Polisi Tewas Ditabrak Truk Hewan Kurban, Sopir Jadi Tersangka
- VIVA / Eduward Ambarita
VIVA – Seorang sopir truk pengangkut sapi kurban bernama Muhamad Ali Ridho, terpaksa berurusan dengan hukum karena menyebabkan orang lain meninggal dunia akibat kecelakaan di jalan raya. Dia bahkan telah ditetapkan menjadi tersangka dalam kasus ini.
Korban meninggal anggota Korps Bhayangkara bernama Brigadir Muhamad Sahri. Setelah menjalani perawatan, korban meninggal dunia. Sementara si sopir langsung ditahan sesaat setelah kejadian.
Ali Ridho ditahan di Markas Polres Metro Jakarta Selatan. Dia ditahan kerena kelalaian yang menyebabkan orang meninggal dunia. Dia diancaman dengan hukuman penjara selama enam tahun.
"Tersangka melanggar Pasal 287 ayat (2) junto 106 ayat (4) huruf C dan Pasal 310 ayat (4) UU RI nomor 22 Tahun 2009 tentang lalu lintas dan angkutan jalan," kata Kepala Satuan Lalu Lintas Polres Metro Jakarta Selatan, Ajun Komisaris Besar Polisi Lilik saat dikonfirmasi, Selasa 13 Agustus 2019.
Kecelakaan nahas ini terjadi karena Ali Ridho lalai tak memberikan tanda saat menurunkan sapi kurban yang diangkutnya. Kejadian kecelakaan ini di Jalan Terogong Raya di depan lapak hewan kurban Syar'i, kawasan Cilandak Jakarta Selatan, Sabtu 10 Agustus 2019.
Truk Mitsubishi Colt dengan nomor polisi B 9590 VD yang di kendarai Ali Ridho saat itu melaju dari arah utara menuju ke selatan dijalan Terogong Raya, Cilandak, Jakarta Selatan. Setibanya di depan lapak hewan kurban Syar'i, dia berhenti di kiri jalan untuk menurunkan hewan-hewan kurban.
"Bersamaan itu datang korban dari arah belakangnya dengan mengendarai sepeda motor jenis Yamaha Xeon dengan nomor polisi B 3125 SHR yang kemudian menabrak bagian belakang sebelah kanan kendaraan truk. Terjadilah kecelakaan lalulintas yang mengakibatkan korban luka dan kerusakan kendaraan," katanya.
Akibat hal itu, korban pun mengalami luka pada bagian hidung, mulut, kaki kiri dan kanan sehingga dilarikan ke Rumah Sakit Fatmawati. Namun, nasib berkata lain, korban meninggal dunia meski sempat mendapat pertolongan sehingga tak bisa merayakan Hari Raya Idul Adha 1440 Hijriah dengan keluarganya.
Luka pendarahan di otak yang membuat nyawa korban tak lagi bisa diselamatkan.

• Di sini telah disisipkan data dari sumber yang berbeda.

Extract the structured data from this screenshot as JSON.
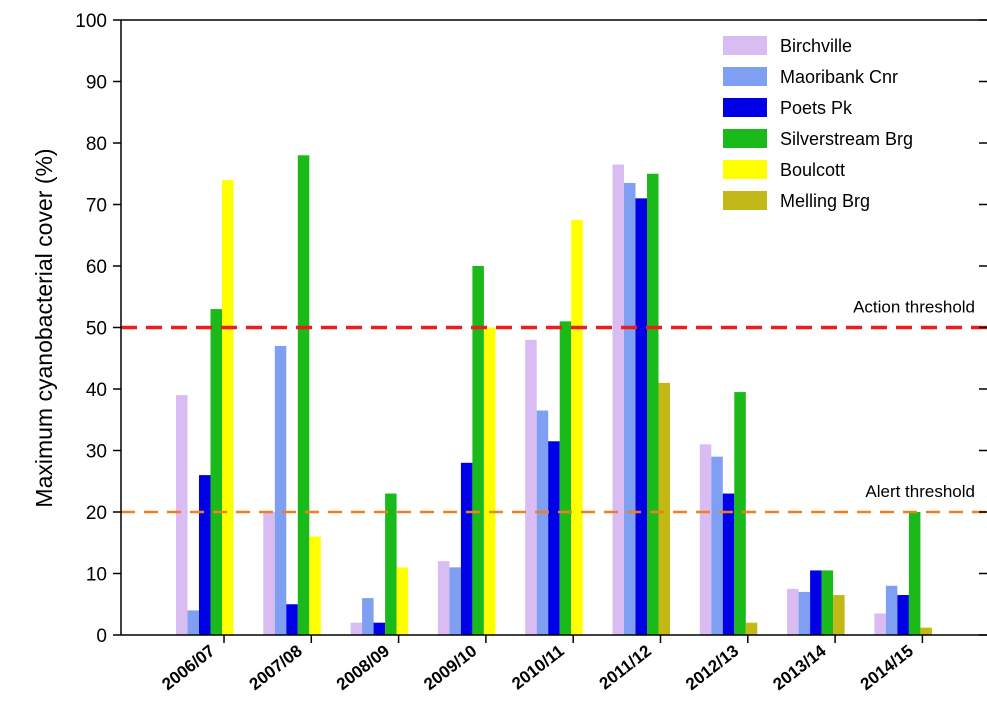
{
  "chart_data": {
    "type": "bar",
    "title": "",
    "xlabel": "",
    "ylabel": "Maximum cyanobacterial cover (%)",
    "ylim": [
      0,
      100
    ],
    "yticks": [
      0,
      10,
      20,
      30,
      40,
      50,
      60,
      70,
      80,
      90,
      100
    ],
    "categories": [
      "2006/07",
      "2007/08",
      "2008/09",
      "2009/10",
      "2010/11",
      "2011/12",
      "2012/13",
      "2013/14",
      "2014/15"
    ],
    "legend_position": "top-right",
    "grid": false,
    "series": [
      {
        "name": "Birchville",
        "color": "#d8bcf2",
        "values": [
          39,
          20,
          2,
          12,
          48,
          76.5,
          31,
          7.5,
          3.5
        ]
      },
      {
        "name": "Maoribank Cnr",
        "color": "#7f9ff2",
        "values": [
          4,
          47,
          6,
          11,
          36.5,
          73.5,
          29,
          7,
          8
        ]
      },
      {
        "name": "Poets Pk",
        "color": "#0000e6",
        "values": [
          26,
          5,
          2,
          28,
          31.5,
          71,
          23,
          10.5,
          6.5
        ]
      },
      {
        "name": "Silverstream Brg",
        "color": "#1aba1a",
        "values": [
          53,
          78,
          23,
          60,
          51,
          75,
          39.5,
          10.5,
          20
        ]
      },
      {
        "name": "Boulcott",
        "color": "#ffff00",
        "values": [
          74,
          16,
          11,
          50,
          67.5,
          null,
          null,
          null,
          null
        ]
      },
      {
        "name": "Melling Brg",
        "color": "#c2b818",
        "values": [
          null,
          null,
          null,
          null,
          null,
          41,
          2,
          6.5,
          1.2
        ]
      }
    ],
    "thresholds": [
      {
        "label": "Action threshold",
        "value": 50,
        "color": "#ee1c1c"
      },
      {
        "label": "Alert threshold",
        "value": 20,
        "color": "#f0801e"
      }
    ]
  }
}
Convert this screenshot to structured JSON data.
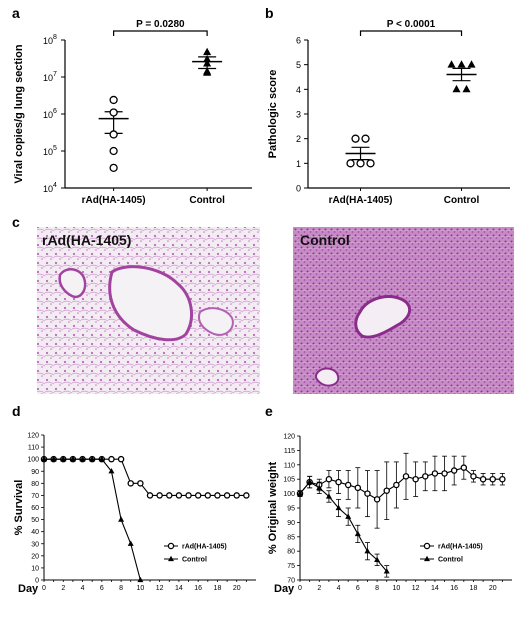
{
  "panel_labels": {
    "a": "a",
    "b": "b",
    "c": "c",
    "d": "d",
    "e": "e"
  },
  "histology": {
    "left_label": "rAd(HA-1405)",
    "right_label": "Control",
    "tissue_color": "#c98fc6",
    "background_color": "#efe6f0"
  },
  "colors": {
    "axis": "#000000",
    "open_marker": "#ffffff",
    "filled_marker": "#000000"
  },
  "chart_data": [
    {
      "id": "a",
      "type": "scatter",
      "ylabel": "Viral copies/g lung section",
      "yscale": "log",
      "ylim": [
        10000,
        100000000
      ],
      "yticks": [
        {
          "value": 10000,
          "base": "10",
          "exp": "4"
        },
        {
          "value": 100000,
          "base": "10",
          "exp": "5"
        },
        {
          "value": 1000000,
          "base": "10",
          "exp": "6"
        },
        {
          "value": 10000000,
          "base": "10",
          "exp": "7"
        },
        {
          "value": 100000000,
          "base": "10",
          "exp": "8"
        }
      ],
      "categories": [
        "rAd(HA-1405)",
        "Control"
      ],
      "series": [
        {
          "marker": "open-circle",
          "values": [
            2400000,
            1100000,
            280000,
            100000,
            35000
          ],
          "mean": 750000,
          "sem_low": 300000,
          "sem_high": 1150000
        },
        {
          "marker": "filled-triangle",
          "values": [
            47000000,
            30000000,
            23000000,
            14000000,
            13000000
          ],
          "mean": 26000000,
          "sem_low": 17000000,
          "sem_high": 35000000
        }
      ],
      "significance": "P = 0.0280"
    },
    {
      "id": "b",
      "type": "scatter",
      "ylabel": "Pathologic score",
      "ylim": [
        0,
        6
      ],
      "yticks": [
        "0",
        "1",
        "2",
        "3",
        "4",
        "5",
        "6"
      ],
      "categories": [
        "rAd(HA-1405)",
        "Control"
      ],
      "series": [
        {
          "marker": "open-circle",
          "values": [
            2,
            2,
            1,
            1,
            1
          ],
          "mean": 1.4,
          "sem_low": 1.15,
          "sem_high": 1.65
        },
        {
          "marker": "filled-triangle",
          "values": [
            5,
            5,
            5,
            4,
            4
          ],
          "mean": 4.6,
          "sem_low": 4.35,
          "sem_high": 4.85
        }
      ],
      "significance": "P < 0.0001"
    },
    {
      "id": "d",
      "type": "line",
      "xlabel": "Day",
      "ylabel": "% Survival",
      "xlim": [
        0,
        22
      ],
      "ylim": [
        0,
        120
      ],
      "xticks": [
        "0",
        "2",
        "4",
        "6",
        "8",
        "10",
        "12",
        "14",
        "16",
        "18",
        "20"
      ],
      "yticks": [
        "0",
        "10",
        "20",
        "30",
        "40",
        "50",
        "60",
        "70",
        "80",
        "90",
        "100",
        "110",
        "120"
      ],
      "legend_position": "lower-right",
      "series": [
        {
          "name": "rAd(HA-1405)",
          "marker": "open-circle",
          "x": [
            0,
            1,
            2,
            3,
            4,
            5,
            6,
            7,
            8,
            9,
            10,
            11,
            12,
            13,
            14,
            15,
            16,
            17,
            18,
            19,
            20,
            21
          ],
          "y": [
            100,
            100,
            100,
            100,
            100,
            100,
            100,
            100,
            100,
            80,
            80,
            70,
            70,
            70,
            70,
            70,
            70,
            70,
            70,
            70,
            70,
            70
          ]
        },
        {
          "name": "Control",
          "marker": "filled-triangle",
          "x": [
            0,
            1,
            2,
            3,
            4,
            5,
            6,
            7,
            8,
            9,
            10
          ],
          "y": [
            100,
            100,
            100,
            100,
            100,
            100,
            100,
            90,
            50,
            30,
            0
          ]
        }
      ]
    },
    {
      "id": "e",
      "type": "line",
      "xlabel": "Day",
      "ylabel": "% Original weight",
      "xlim": [
        0,
        22
      ],
      "ylim": [
        70,
        120
      ],
      "xticks": [
        "0",
        "2",
        "4",
        "6",
        "8",
        "10",
        "12",
        "14",
        "16",
        "18",
        "20"
      ],
      "yticks": [
        "70",
        "75",
        "80",
        "85",
        "90",
        "95",
        "100",
        "105",
        "110",
        "115",
        "120"
      ],
      "legend_position": "lower-right",
      "series": [
        {
          "name": "rAd(HA-1405)",
          "marker": "open-circle",
          "x": [
            0,
            1,
            2,
            3,
            4,
            5,
            6,
            7,
            8,
            9,
            10,
            11,
            12,
            13,
            14,
            15,
            16,
            17,
            18,
            19,
            20,
            21
          ],
          "y": [
            100,
            104,
            103,
            105,
            104,
            103,
            102,
            100,
            98,
            101,
            103,
            106,
            105,
            106,
            107,
            107,
            108,
            109,
            106,
            105,
            105,
            105
          ],
          "err": [
            1,
            2,
            2,
            3,
            4,
            5,
            7,
            8,
            10,
            10,
            8,
            8,
            6,
            5,
            6,
            6,
            5,
            4,
            2,
            2,
            2,
            2
          ]
        },
        {
          "name": "Control",
          "marker": "filled-triangle",
          "x": [
            0,
            1,
            2,
            3,
            4,
            5,
            6,
            7,
            8,
            9
          ],
          "y": [
            100,
            104,
            102,
            99,
            95,
            92,
            86,
            80,
            77,
            73
          ],
          "err": [
            1,
            2,
            2,
            2,
            3,
            3,
            3,
            3,
            2,
            2
          ]
        }
      ]
    }
  ]
}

Lilik menampik kalau saat kejadian, korban yang memacu sepeda motornya terlalu kencang sehingga menabrak dan mengalami kecelakaan.
Kata Lilik, saat kejadian korban hanya memacu kendaraannya dalam kecepatan 20 sampai 30 kilometer per jam. Hal ini diketahui dari hasil pemeriksaan kecepatan yang telah dilakukan polisi serta olah tempat kejadian perkara.

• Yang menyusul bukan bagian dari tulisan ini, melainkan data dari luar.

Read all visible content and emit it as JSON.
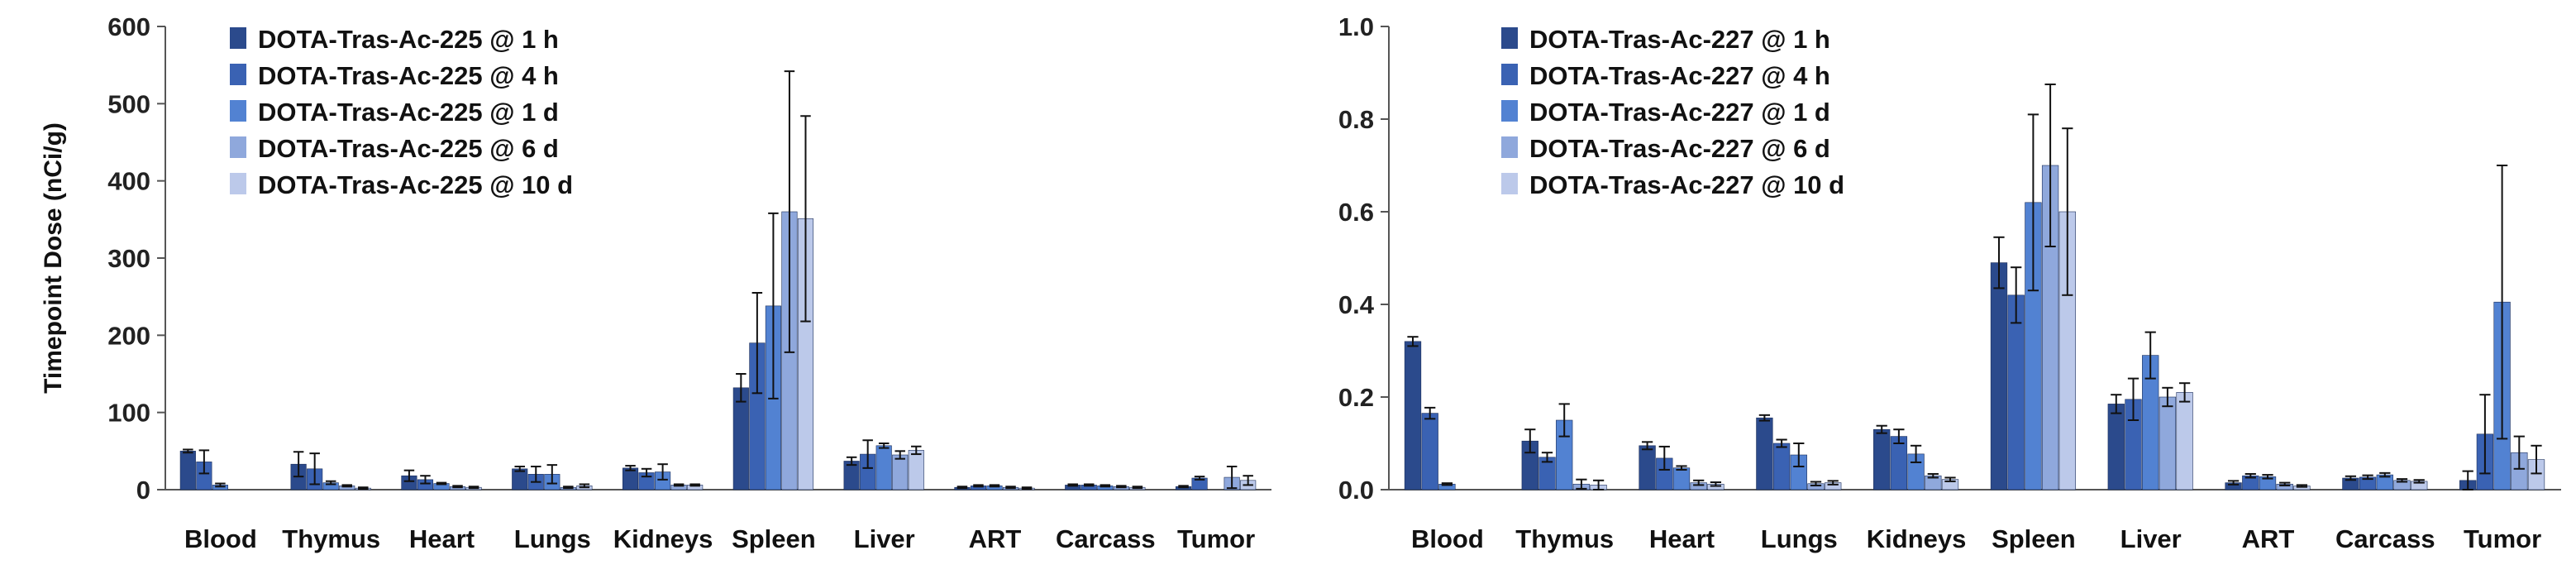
{
  "chart_data": [
    {
      "type": "bar",
      "title": "",
      "ylabel": "Timepoint Dose (nCi/g)",
      "xlabel": "",
      "ylim": [
        0,
        600
      ],
      "yticks": [
        0,
        100,
        200,
        300,
        400,
        500,
        600
      ],
      "ytick_labels": [
        "0",
        "100",
        "200",
        "300",
        "400",
        "500",
        "600"
      ],
      "grid": false,
      "legend_position": "top-left",
      "categories": [
        "Blood",
        "Thymus",
        "Heart",
        "Lungs",
        "Kidneys",
        "Spleen",
        "Liver",
        "ART",
        "Carcass",
        "Tumor"
      ],
      "series": [
        {
          "name": "DOTA-Tras-Ac-225 @ 1 h",
          "color": "#2b4a8c",
          "values": [
            50,
            33,
            18,
            27,
            28,
            132,
            37,
            3,
            6,
            4
          ],
          "errors": [
            2,
            16,
            7,
            3,
            3,
            18,
            5,
            1,
            1,
            1
          ]
        },
        {
          "name": "DOTA-Tras-Ac-225 @ 4 h",
          "color": "#3a62b3",
          "values": [
            36,
            27,
            13,
            20,
            22,
            190,
            46,
            5,
            6,
            15
          ],
          "errors": [
            15,
            20,
            5,
            10,
            5,
            65,
            18,
            1,
            1,
            2
          ]
        },
        {
          "name": "DOTA-Tras-Ac-225 @ 1 d",
          "color": "#5282d2",
          "values": [
            6,
            9,
            8,
            20,
            23,
            238,
            57,
            5,
            5,
            0
          ],
          "errors": [
            2,
            2,
            1,
            12,
            10,
            120,
            3,
            1,
            1,
            0
          ]
        },
        {
          "name": "DOTA-Tras-Ac-225 @ 6 d",
          "color": "#8fa8dc",
          "values": [
            0,
            5,
            4,
            3,
            6,
            360,
            45,
            3,
            4,
            16
          ],
          "errors": [
            0,
            1,
            1,
            1,
            1,
            182,
            5,
            1,
            1,
            14
          ]
        },
        {
          "name": "DOTA-Tras-Ac-225 @ 10 d",
          "color": "#bcc9ea",
          "values": [
            0,
            2,
            3,
            5,
            6,
            351,
            51,
            2,
            3,
            12
          ],
          "errors": [
            0,
            1,
            1,
            2,
            1,
            133,
            5,
            1,
            1,
            6
          ]
        }
      ]
    },
    {
      "type": "bar",
      "title": "",
      "ylabel": "",
      "xlabel": "",
      "ylim": [
        0,
        1.0
      ],
      "yticks": [
        0,
        0.2,
        0.4,
        0.6,
        0.8,
        1.0
      ],
      "ytick_labels": [
        "0.0",
        "0.2",
        "0.4",
        "0.6",
        "0.8",
        "1.0"
      ],
      "grid": false,
      "legend_position": "top-left",
      "categories": [
        "Blood",
        "Thymus",
        "Heart",
        "Lungs",
        "Kidneys",
        "Spleen",
        "Liver",
        "ART",
        "Carcass",
        "Tumor"
      ],
      "series": [
        {
          "name": "DOTA-Tras-Ac-227 @ 1 h",
          "color": "#2b4a8c",
          "values": [
            0.32,
            0.105,
            0.095,
            0.155,
            0.13,
            0.49,
            0.185,
            0.015,
            0.025,
            0.02
          ],
          "errors": [
            0.01,
            0.025,
            0.008,
            0.006,
            0.008,
            0.055,
            0.02,
            0.004,
            0.004,
            0.02
          ]
        },
        {
          "name": "DOTA-Tras-Ac-227 @ 4 h",
          "color": "#3a62b3",
          "values": [
            0.165,
            0.07,
            0.068,
            0.1,
            0.115,
            0.42,
            0.195,
            0.03,
            0.027,
            0.12
          ],
          "errors": [
            0.012,
            0.01,
            0.025,
            0.008,
            0.015,
            0.06,
            0.045,
            0.004,
            0.004,
            0.085
          ]
        },
        {
          "name": "DOTA-Tras-Ac-227 @ 1 d",
          "color": "#5282d2",
          "values": [
            0.012,
            0.15,
            0.047,
            0.075,
            0.077,
            0.62,
            0.29,
            0.028,
            0.032,
            0.405
          ]
        },
        {
          "name": "DOTA-Tras-Ac-227 @ 6 d",
          "color": "#8fa8dc",
          "values": [
            0,
            0.012,
            0.015,
            0.013,
            0.03,
            0.7,
            0.2,
            0.012,
            0.02,
            0.08
          ]
        },
        {
          "name": "DOTA-Tras-Ac-227 @ 10 d",
          "color": "#bcc9ea",
          "values": [
            0,
            0.01,
            0.012,
            0.015,
            0.022,
            0.6,
            0.21,
            0.008,
            0.018,
            0.065
          ]
        }
      ],
      "errors_by_series": [
        [
          0.01,
          0.025,
          0.008,
          0.006,
          0.008,
          0.055,
          0.02,
          0.004,
          0.004,
          0.02
        ],
        [
          0.012,
          0.01,
          0.025,
          0.008,
          0.015,
          0.06,
          0.045,
          0.004,
          0.004,
          0.085
        ],
        [
          0.002,
          0.035,
          0.004,
          0.025,
          0.018,
          0.19,
          0.05,
          0.004,
          0.004,
          0.295
        ],
        [
          0,
          0.01,
          0.005,
          0.004,
          0.004,
          0.175,
          0.02,
          0.003,
          0.003,
          0.035
        ],
        [
          0,
          0.01,
          0.004,
          0.004,
          0.004,
          0.18,
          0.02,
          0.002,
          0.003,
          0.03
        ]
      ]
    }
  ]
}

"Nggak mungkin lah ya. Di arteri mana ada kecepatan 100 km per jam, enggak ada itu lah," ujarnya.
Lebih lanjut dia menjelaskan soal pemasangan rambu berupa segitiga darurat bila roda empat berhenti melakukan sesuatu. Dia menegaskan apabila ada urusan di badan jalan, maka si pengendara wajib memasang segitiga darurat agar tidak membahayakan pengendara lain.
Dia mengatakan dalam kasus ini masih terbuka pintu menyelesaikan kasus secara damai. Mengingat kecelakaan lalu lintas itu ada unsur ketidaksengajaan.
Tapi, semua tergantung bagaimana kedua belah pihak. Hingga saat ini, belum ada tanda-tanda kasus akan diselesaikan secara kekeluargaan.
"Suatu kendaraan berhenti di jalanan itu tanda-tanda kelengkapan itu harus ada dong. Kecuali bukan di badan jalan. Darurat itu segitiga bisa, pecah ban. Kalau umpamanya dia parkir di badan jalan, apalagi malam hari wajib mengamankan diri dia, wajib mengamankan orang lain," ujar Lilik.